The wind stirred lightly on a decidedly cool day and I noticed a large ivory colored llama silhouetted against the grey skies. It sat on top of the hillside next to the chapel and seemed to smile softly into the breeze. The llama’s long neck turned and his regal gaze panned across the surroundings. With cattle and donkey grazing on the hillside below him, he seemed a placid sentry on a grey spring day.
We looked up to see a red-tailed hawk appearing suspended in mid-air over the ridgeback, like an image forever frozen in space. It wasn’t long before we saw a second hawk that was a little larger and darker than the other make powerful strides to join the first hawk. We had no doubt we were seeing a mated pair when the two began flying together. They intertwined in what seemed a lovers caressing dance before heading off to look for food.

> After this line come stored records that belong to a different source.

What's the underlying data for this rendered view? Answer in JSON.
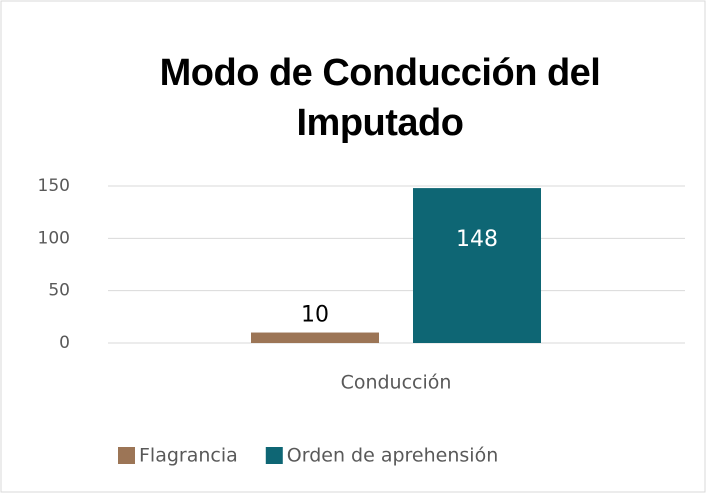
{
  "chart_data": {
    "type": "bar",
    "title": [
      "Modo de Conducción del",
      "Imputado"
    ],
    "categories": [
      "Conducción"
    ],
    "series": [
      {
        "name": "Flagrancia",
        "color": "#9c7556",
        "values": [
          10
        ],
        "label_color": "#000000"
      },
      {
        "name": "Orden de aprehensión",
        "color": "#0e6674",
        "values": [
          148
        ],
        "label_color": "#ffffff"
      }
    ],
    "ylim": [
      0,
      150
    ],
    "yticks": [
      0,
      50,
      100,
      150
    ],
    "grid": true,
    "legend": "bottom"
  }
}
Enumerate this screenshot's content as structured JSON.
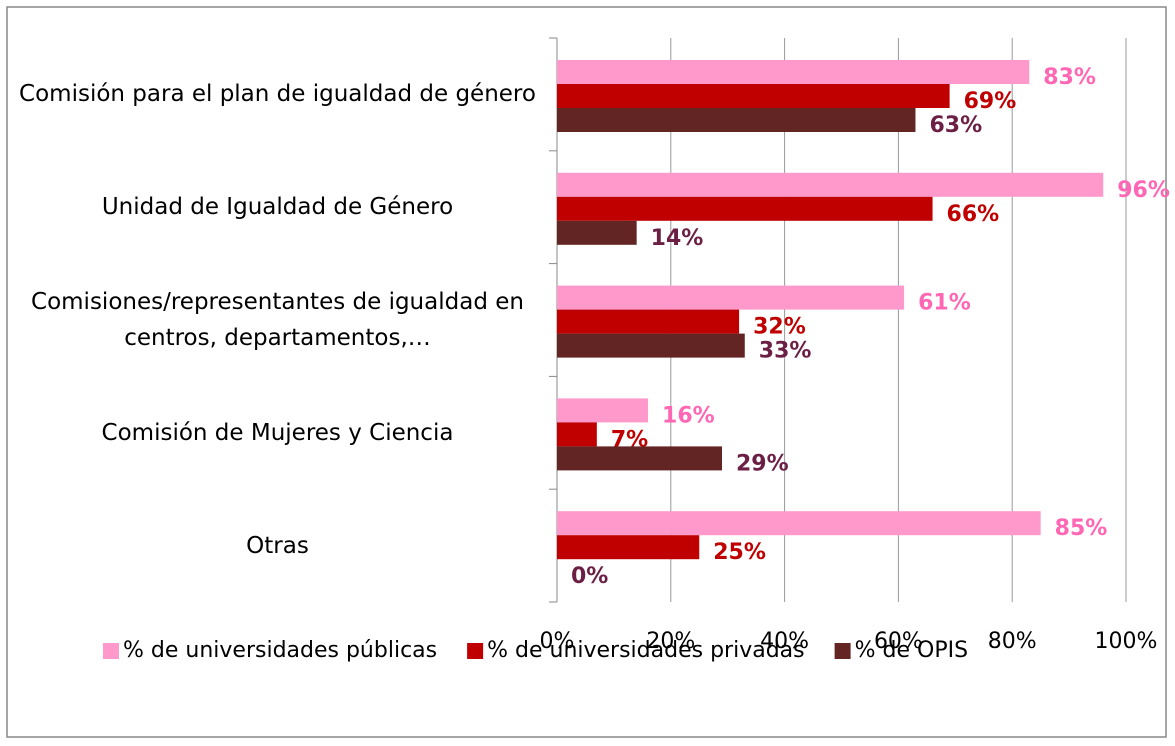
{
  "chart_data": {
    "type": "bar",
    "orientation": "horizontal",
    "categories": [
      "Comisión para el plan de igualdad de género",
      "Unidad de Igualdad de Género",
      "Comisiones/representantes de igualdad en centros, departamentos,…",
      "Comisión de Mujeres y Ciencia",
      "Otras"
    ],
    "series": [
      {
        "name": "% de universidades públicas",
        "color": "#ff99cc",
        "label_color": "#ff66b3",
        "values": [
          83,
          96,
          61,
          16,
          85
        ],
        "value_labels": [
          "83%",
          "96%",
          "61%",
          "16%",
          "85%"
        ]
      },
      {
        "name": "% de universidades privadas",
        "color": "#c00000",
        "label_color": "#c00000",
        "values": [
          69,
          66,
          32,
          7,
          25
        ],
        "value_labels": [
          "69%",
          "66%",
          "32%",
          "7%",
          "25%"
        ]
      },
      {
        "name": "% de OPIS",
        "color": "#632523",
        "label_color": "#6b1f45",
        "values": [
          63,
          14,
          33,
          29,
          0
        ],
        "value_labels": [
          "63%",
          "14%",
          "33%",
          "29%",
          "0%"
        ]
      }
    ],
    "xlim": [
      0,
      100
    ],
    "xticks": [
      {
        "value": 0,
        "label": "0%"
      },
      {
        "value": 20,
        "label": "20%"
      },
      {
        "value": 40,
        "label": "40%"
      },
      {
        "value": 60,
        "label": "60%"
      },
      {
        "value": 80,
        "label": "80%"
      },
      {
        "value": 100,
        "label": "100%"
      }
    ],
    "grid": true,
    "legend": "bottom"
  }
}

The day was perfect for reflection and we were happy to be there. The Benedictine sisters were warming and offered a ready smile as we came into the main building. They welcomed us and invited us to sit in the chapel, join them in prayers, walk on the land, and even stay overnight for a private or group retreat.

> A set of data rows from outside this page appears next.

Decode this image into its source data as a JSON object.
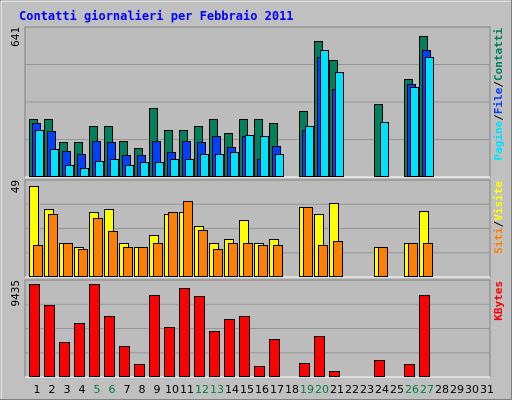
{
  "title": "Contatti giornalieri per Febbraio 2011",
  "colors": {
    "frame_bg": "#c0c0c0",
    "frame_border": "#808080",
    "plot_bg": "#bcbcbc",
    "title": "#0000ff",
    "grid": "#969696",
    "contatti": "#00805c",
    "file": "#0040ff",
    "pagine": "#00e0ff",
    "visite": "#ffff00",
    "siti": "#ff8000",
    "kbytes": "#ff0000",
    "day_label": "#000000",
    "weekend_label": "#008040"
  },
  "chart_data": [
    {
      "type": "bar",
      "panel": "hits",
      "ymax_label": "641",
      "ylim": [
        0,
        641
      ],
      "categories": [
        "1",
        "2",
        "3",
        "4",
        "5",
        "6",
        "7",
        "8",
        "9",
        "10",
        "11",
        "12",
        "13",
        "14",
        "15",
        "16",
        "17",
        "18",
        "19",
        "20",
        "21",
        "22",
        "23",
        "24",
        "25",
        "26",
        "27",
        "28",
        "29",
        "30",
        "31"
      ],
      "weekend_days": [
        "5",
        "6",
        "12",
        "13",
        "19",
        "20",
        "26",
        "27"
      ],
      "series": [
        {
          "name": "Contatti",
          "color_key": "contatti",
          "values": [
            256,
            256,
            154,
            154,
            224,
            224,
            160,
            128,
            304,
            208,
            208,
            224,
            256,
            192,
            256,
            256,
            237,
            0,
            288,
            595,
            512,
            0,
            0,
            320,
            0,
            432,
            621,
            0,
            0,
            0,
            0
          ]
        },
        {
          "name": "File",
          "color_key": "file",
          "values": [
            237,
            200,
            115,
            102,
            160,
            154,
            96,
            96,
            160,
            109,
            160,
            154,
            179,
            131,
            179,
            77,
            138,
            0,
            205,
            525,
            385,
            0,
            0,
            0,
            0,
            410,
            557,
            0,
            0,
            0,
            0
          ]
        },
        {
          "name": "Pagine",
          "color_key": "pagine",
          "values": [
            205,
            122,
            51,
            38,
            70,
            77,
            51,
            64,
            64,
            77,
            77,
            102,
            102,
            109,
            186,
            179,
            102,
            0,
            224,
            557,
            461,
            0,
            0,
            243,
            0,
            397,
            526,
            0,
            0,
            0,
            0
          ]
        }
      ]
    },
    {
      "type": "bar",
      "panel": "visits",
      "ymax_label": "49",
      "ylim": [
        0,
        49
      ],
      "categories": [
        "1",
        "2",
        "3",
        "4",
        "5",
        "6",
        "7",
        "8",
        "9",
        "10",
        "11",
        "12",
        "13",
        "14",
        "15",
        "16",
        "17",
        "18",
        "19",
        "20",
        "21",
        "22",
        "23",
        "24",
        "25",
        "26",
        "27",
        "28",
        "29",
        "30",
        "31"
      ],
      "series": [
        {
          "name": "Visite",
          "color_key": "visite",
          "values": [
            48,
            36,
            18,
            16,
            34,
            36,
            18,
            16,
            22,
            33,
            34,
            27,
            18,
            20,
            30,
            18,
            20,
            0,
            37,
            33,
            39,
            0,
            0,
            16,
            0,
            18,
            35,
            0,
            0,
            0,
            0
          ]
        },
        {
          "name": "Siti",
          "color_key": "siti",
          "values": [
            17,
            33,
            18,
            15,
            31,
            24,
            16,
            16,
            18,
            34,
            40,
            25,
            15,
            18,
            18,
            17,
            17,
            0,
            37,
            17,
            19,
            0,
            0,
            16,
            0,
            18,
            18,
            0,
            0,
            0,
            0
          ]
        }
      ]
    },
    {
      "type": "bar",
      "panel": "kbytes",
      "ymax_label": "9435",
      "ylim": [
        0,
        9435
      ],
      "categories": [
        "1",
        "2",
        "3",
        "4",
        "5",
        "6",
        "7",
        "8",
        "9",
        "10",
        "11",
        "12",
        "13",
        "14",
        "15",
        "16",
        "17",
        "18",
        "19",
        "20",
        "21",
        "22",
        "23",
        "24",
        "25",
        "26",
        "27",
        "28",
        "29",
        "30",
        "31"
      ],
      "series": [
        {
          "name": "KBytes",
          "color_key": "kbytes",
          "values": [
            9435,
            7300,
            3534,
            5519,
            9435,
            6170,
            3100,
            1272,
            8340,
            5100,
            9000,
            8170,
            4670,
            5840,
            6170,
            1120,
            3900,
            0,
            1390,
            4150,
            650,
            0,
            0,
            1760,
            0,
            1350,
            8270,
            0,
            0,
            0,
            0
          ]
        }
      ]
    }
  ],
  "right_labels": {
    "hits": [
      "Pagine",
      "/",
      "File",
      "/",
      "Contatti"
    ],
    "visits": [
      "Siti",
      "/",
      "Visite"
    ],
    "kbytes": [
      "KBytes"
    ]
  }
}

The sisters seemed to always appear when needed or when questions arose. Otherwise their presence was unobtrusive, as they glided along stone tiled hallways barely making a sound, their long skirts muffling the padded steps.
We joined them for their lunchtime prayers. Several other visitors had come to participate in the midday service and we all joined in song. We heard the crystal clear soprano voices of the sisters blend with the deep timbre of male voices singing ancient psalms. It was a beautiful service. Time felt suspended.

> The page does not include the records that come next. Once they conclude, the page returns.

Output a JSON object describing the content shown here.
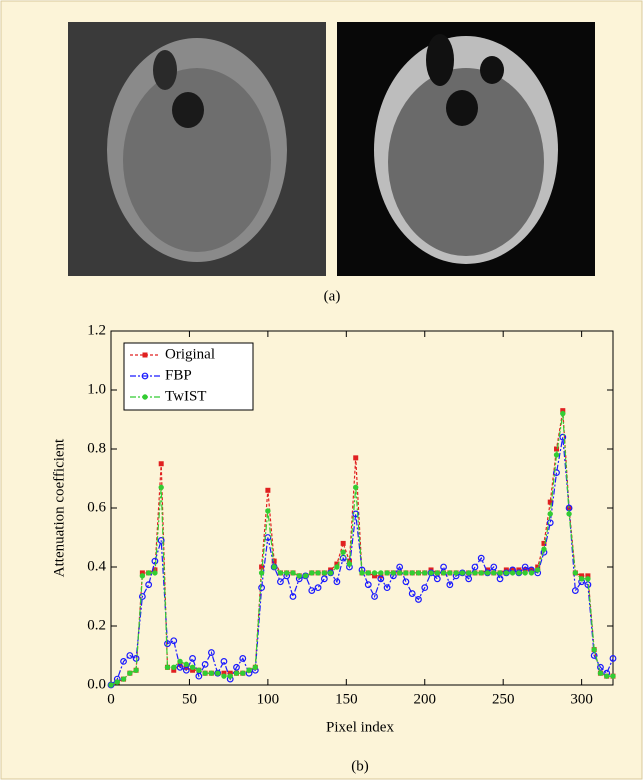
{
  "figure": {
    "caption_a": "(a)",
    "caption_b": "(b)"
  },
  "chart_data": {
    "type": "line",
    "xlabel": "Pixel index",
    "ylabel": "Attenuation coefficient",
    "xlim": [
      0,
      320
    ],
    "xticks": [
      0,
      50,
      100,
      150,
      200,
      250,
      300
    ],
    "ylim": [
      0,
      1.2
    ],
    "yticks": [
      {
        "value": 0,
        "label": "0.0"
      },
      0.2,
      0.4,
      0.6,
      0.8,
      {
        "value": 1,
        "label": "1.0"
      },
      1.2
    ],
    "legend": "upper left",
    "x": [
      0,
      4,
      8,
      12,
      16,
      20,
      24,
      28,
      32,
      36,
      40,
      44,
      48,
      52,
      56,
      60,
      64,
      68,
      72,
      76,
      80,
      84,
      88,
      92,
      96,
      100,
      104,
      108,
      112,
      116,
      120,
      124,
      128,
      132,
      136,
      140,
      144,
      148,
      152,
      156,
      160,
      164,
      168,
      172,
      176,
      180,
      184,
      188,
      192,
      196,
      200,
      204,
      208,
      212,
      216,
      220,
      224,
      228,
      232,
      236,
      240,
      244,
      248,
      252,
      256,
      260,
      264,
      268,
      272,
      276,
      280,
      284,
      288,
      292,
      296,
      300,
      304,
      308,
      312,
      316,
      320
    ],
    "series": [
      {
        "name": "Original",
        "color": "#e02020",
        "marker": "square",
        "values": [
          0.0,
          0.01,
          0.02,
          0.04,
          0.05,
          0.38,
          0.38,
          0.39,
          0.75,
          0.06,
          0.05,
          0.07,
          0.06,
          0.05,
          0.05,
          0.04,
          0.04,
          0.04,
          0.04,
          0.04,
          0.04,
          0.04,
          0.05,
          0.06,
          0.4,
          0.66,
          0.42,
          0.38,
          0.38,
          0.38,
          0.37,
          0.37,
          0.38,
          0.38,
          0.38,
          0.39,
          0.41,
          0.48,
          0.42,
          0.77,
          0.38,
          0.38,
          0.37,
          0.37,
          0.38,
          0.38,
          0.38,
          0.38,
          0.38,
          0.38,
          0.38,
          0.39,
          0.38,
          0.38,
          0.38,
          0.38,
          0.38,
          0.38,
          0.38,
          0.38,
          0.39,
          0.38,
          0.38,
          0.39,
          0.39,
          0.39,
          0.39,
          0.39,
          0.4,
          0.48,
          0.62,
          0.8,
          0.93,
          0.6,
          0.38,
          0.37,
          0.37,
          0.12,
          0.04,
          0.03,
          0.03
        ]
      },
      {
        "name": "FBP",
        "color": "#1a1aff",
        "marker": "open-circle",
        "values": [
          0.0,
          0.02,
          0.08,
          0.1,
          0.09,
          0.3,
          0.34,
          0.42,
          0.49,
          0.14,
          0.15,
          0.06,
          0.05,
          0.09,
          0.03,
          0.07,
          0.11,
          0.04,
          0.08,
          0.02,
          0.06,
          0.09,
          0.04,
          0.05,
          0.33,
          0.5,
          0.4,
          0.35,
          0.37,
          0.3,
          0.36,
          0.37,
          0.32,
          0.33,
          0.36,
          0.38,
          0.35,
          0.43,
          0.4,
          0.58,
          0.39,
          0.34,
          0.3,
          0.36,
          0.33,
          0.37,
          0.4,
          0.35,
          0.31,
          0.29,
          0.33,
          0.38,
          0.36,
          0.4,
          0.34,
          0.37,
          0.38,
          0.36,
          0.4,
          0.43,
          0.38,
          0.4,
          0.36,
          0.38,
          0.39,
          0.38,
          0.4,
          0.39,
          0.38,
          0.45,
          0.55,
          0.72,
          0.84,
          0.6,
          0.32,
          0.35,
          0.34,
          0.1,
          0.06,
          0.04,
          0.09
        ]
      },
      {
        "name": "TwIST",
        "color": "#33cc33",
        "marker": "circle",
        "values": [
          0.0,
          0.01,
          0.02,
          0.04,
          0.05,
          0.37,
          0.38,
          0.38,
          0.67,
          0.06,
          0.06,
          0.08,
          0.07,
          0.06,
          0.05,
          0.04,
          0.04,
          0.04,
          0.03,
          0.03,
          0.04,
          0.04,
          0.05,
          0.06,
          0.38,
          0.59,
          0.4,
          0.38,
          0.38,
          0.38,
          0.37,
          0.37,
          0.38,
          0.38,
          0.38,
          0.38,
          0.4,
          0.45,
          0.41,
          0.67,
          0.38,
          0.38,
          0.38,
          0.38,
          0.38,
          0.38,
          0.38,
          0.38,
          0.38,
          0.38,
          0.38,
          0.38,
          0.38,
          0.38,
          0.38,
          0.38,
          0.38,
          0.38,
          0.38,
          0.38,
          0.38,
          0.38,
          0.38,
          0.38,
          0.38,
          0.38,
          0.38,
          0.38,
          0.39,
          0.46,
          0.58,
          0.78,
          0.92,
          0.58,
          0.38,
          0.36,
          0.36,
          0.12,
          0.04,
          0.03,
          0.03
        ]
      }
    ]
  }
}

We spent the rest of the day walking on the grounds. Each of us enjoying the time alone with our thoughts among ridged hillsides stirring with a now insistent wind. The animals along our path took little notice of our passing. We walked up the hill marked with the Stations of the Cross, taking our time with prayer. On reaching the top, we noticed the gathering dark clouds threatening lightning overhead. In such a setting, it was easy to imagine Calvary.
I am used to inner reflection, but the atmosphere of the abbey let me soak up the prayers that floated day and night throughout that land, washing over me and giving me a sense of calming rest. They helped me understand and confirm the life path I saw ahead of me. With only the wind and the shushing of the trees surrounding me on the hilltop, I listened to the knowing from my body and my spirit. It all felt right.
Taking a deep breath as I caressed a sprinkling of wild buttercups low on the path, I gave my thanks and rejoined my satisfied friends for our long drive home. It was a beautiful day and I was happy and grateful that I had taken this time out for myself.